The current commit order for a task instance is (https://github.com/apache/samza/blob/1d458050c06deefc1dcf3d3e9534631aece64553/samza-core/src/main/scala/org/apache/samza/container/TaskInstance.scala#L193):
1. storeManager.flush() (flushes store contents to disk and writes the changelog OFFSET file)
2. collector.flush() (flushes producer buffers for both task output and changelog streams)
Consider a scenario where the store is being used for de-duping incoming messages by recording previously seen message UIDs. If the container dies during commit between steps 1 and 2 and restarts on the same host (due to host affinity), it'll consider the persisted store contents on the disk as the source of truth. This will cause some of the incoming messages to not be (re-)processed, even though their output wasn't flushed earlier. Since their changelog entries weren't flushed either, this behavior will be different depending on whether the container restarted on the same host or on another host.
There are two issues here:
- Output messages need to be flushed before flushing the store changelog messages.
- Store changelog messages need to be flushed before the store contents are persisted to disk.
Note: the LoggedStore can be flushed independently from a TaskInstance#commit() (e.g. in CachedStore). Furthermore, the underlying raw store (e.g. RocksDB) can flush its in-memory contents to disk independently from LoggedStore#flush().
One solution would be to:
a. Change the LoggedStore#put to call collector.send() before calling underlying store.put().

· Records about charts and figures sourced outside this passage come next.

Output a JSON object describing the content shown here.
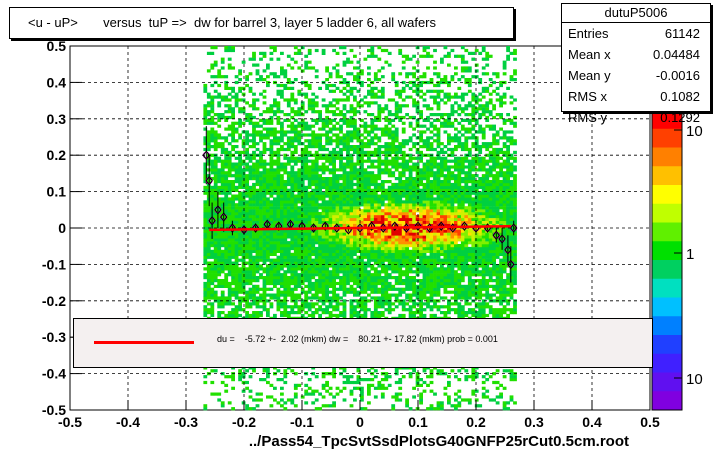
{
  "title": "<u - uP>       versus  tuP =>  dw for barrel 3, layer 5 ladder 6, all wafers",
  "stats": {
    "name": "dutuP5006",
    "rows": [
      {
        "label": "Entries",
        "value": "61142"
      },
      {
        "label": "Mean x",
        "value": "0.04484"
      },
      {
        "label": "Mean y",
        "value": "-0.0016"
      },
      {
        "label": "RMS x",
        "value": "0.1082"
      },
      {
        "label": "RMS y",
        "value": "0.1292"
      }
    ]
  },
  "legend_text": "du =    -5.72 +-  2.02 (mkm) dw =    80.21 +- 17.82 (mkm) prob = 0.001",
  "xlabel": "../Pass54_TpcSvtSsdPlotsG40GNFP25rCut0.5cm.root",
  "chart_data": {
    "type": "heatmap",
    "xlim": [
      -0.5,
      0.5
    ],
    "ylim": [
      -0.5,
      0.5
    ],
    "x_ticks": [
      "-0.5",
      "-0.4",
      "-0.3",
      "-0.2",
      "-0.1",
      "0",
      "0.1",
      "0.2",
      "0.3",
      "0.4",
      "0.5"
    ],
    "y_ticks": [
      "-0.5",
      "-0.4",
      "-0.3",
      "-0.2",
      "-0.1",
      "0",
      "0.1",
      "0.2",
      "0.3",
      "0.4",
      "0.5"
    ],
    "color_scale": "log",
    "color_ticks": [
      "10",
      "1",
      "10"
    ],
    "grid": true,
    "occupied_x_range": [
      -0.27,
      0.27
    ],
    "profile_points": [
      {
        "x": -0.265,
        "y": 0.2,
        "err": 0.08
      },
      {
        "x": -0.26,
        "y": 0.13,
        "err": 0.07
      },
      {
        "x": -0.255,
        "y": 0.02,
        "err": 0.05
      },
      {
        "x": -0.245,
        "y": 0.05,
        "err": 0.05
      },
      {
        "x": -0.235,
        "y": 0.03,
        "err": 0.04
      },
      {
        "x": -0.22,
        "y": 0.0,
        "err": 0.02
      },
      {
        "x": -0.2,
        "y": -0.005,
        "err": 0.01
      },
      {
        "x": -0.18,
        "y": 0.0,
        "err": 0.01
      },
      {
        "x": -0.16,
        "y": 0.01,
        "err": 0.01
      },
      {
        "x": -0.14,
        "y": 0.005,
        "err": 0.01
      },
      {
        "x": -0.12,
        "y": 0.01,
        "err": 0.01
      },
      {
        "x": -0.1,
        "y": 0.005,
        "err": 0.01
      },
      {
        "x": -0.08,
        "y": 0.0,
        "err": 0.01
      },
      {
        "x": -0.06,
        "y": 0.005,
        "err": 0.01
      },
      {
        "x": -0.04,
        "y": 0.0,
        "err": 0.005
      },
      {
        "x": -0.02,
        "y": -0.005,
        "err": 0.005
      },
      {
        "x": 0.0,
        "y": 0.0,
        "err": 0.005
      },
      {
        "x": 0.02,
        "y": 0.005,
        "err": 0.005
      },
      {
        "x": 0.04,
        "y": 0.0,
        "err": 0.005
      },
      {
        "x": 0.06,
        "y": 0.005,
        "err": 0.005
      },
      {
        "x": 0.08,
        "y": 0.0,
        "err": 0.005
      },
      {
        "x": 0.1,
        "y": 0.005,
        "err": 0.005
      },
      {
        "x": 0.12,
        "y": 0.0,
        "err": 0.005
      },
      {
        "x": 0.14,
        "y": 0.005,
        "err": 0.005
      },
      {
        "x": 0.16,
        "y": 0.0,
        "err": 0.005
      },
      {
        "x": 0.18,
        "y": 0.005,
        "err": 0.005
      },
      {
        "x": 0.2,
        "y": 0.0,
        "err": 0.01
      },
      {
        "x": 0.22,
        "y": 0.0,
        "err": 0.01
      },
      {
        "x": 0.235,
        "y": -0.02,
        "err": 0.02
      },
      {
        "x": 0.245,
        "y": -0.03,
        "err": 0.03
      },
      {
        "x": 0.255,
        "y": -0.06,
        "err": 0.04
      },
      {
        "x": 0.26,
        "y": -0.1,
        "err": 0.05
      },
      {
        "x": 0.265,
        "y": 0.0,
        "err": 0.02
      }
    ],
    "fit_line": {
      "x": [
        -0.26,
        0.26
      ],
      "y": [
        -0.005,
        0.005
      ],
      "color": "#ff0000"
    }
  }
}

b. Change the commit order to the following:
1. output collector.flush()
2. changelog collector.flush() (requires separating output and changelog system producers)
3.1. get changelog offset
3.3. write changelog OFFSET file
c. Document that if users need at-least once guarantee AND deduping, they should turn on synchronous send for the output and changelog system producers and call commit after processing each message.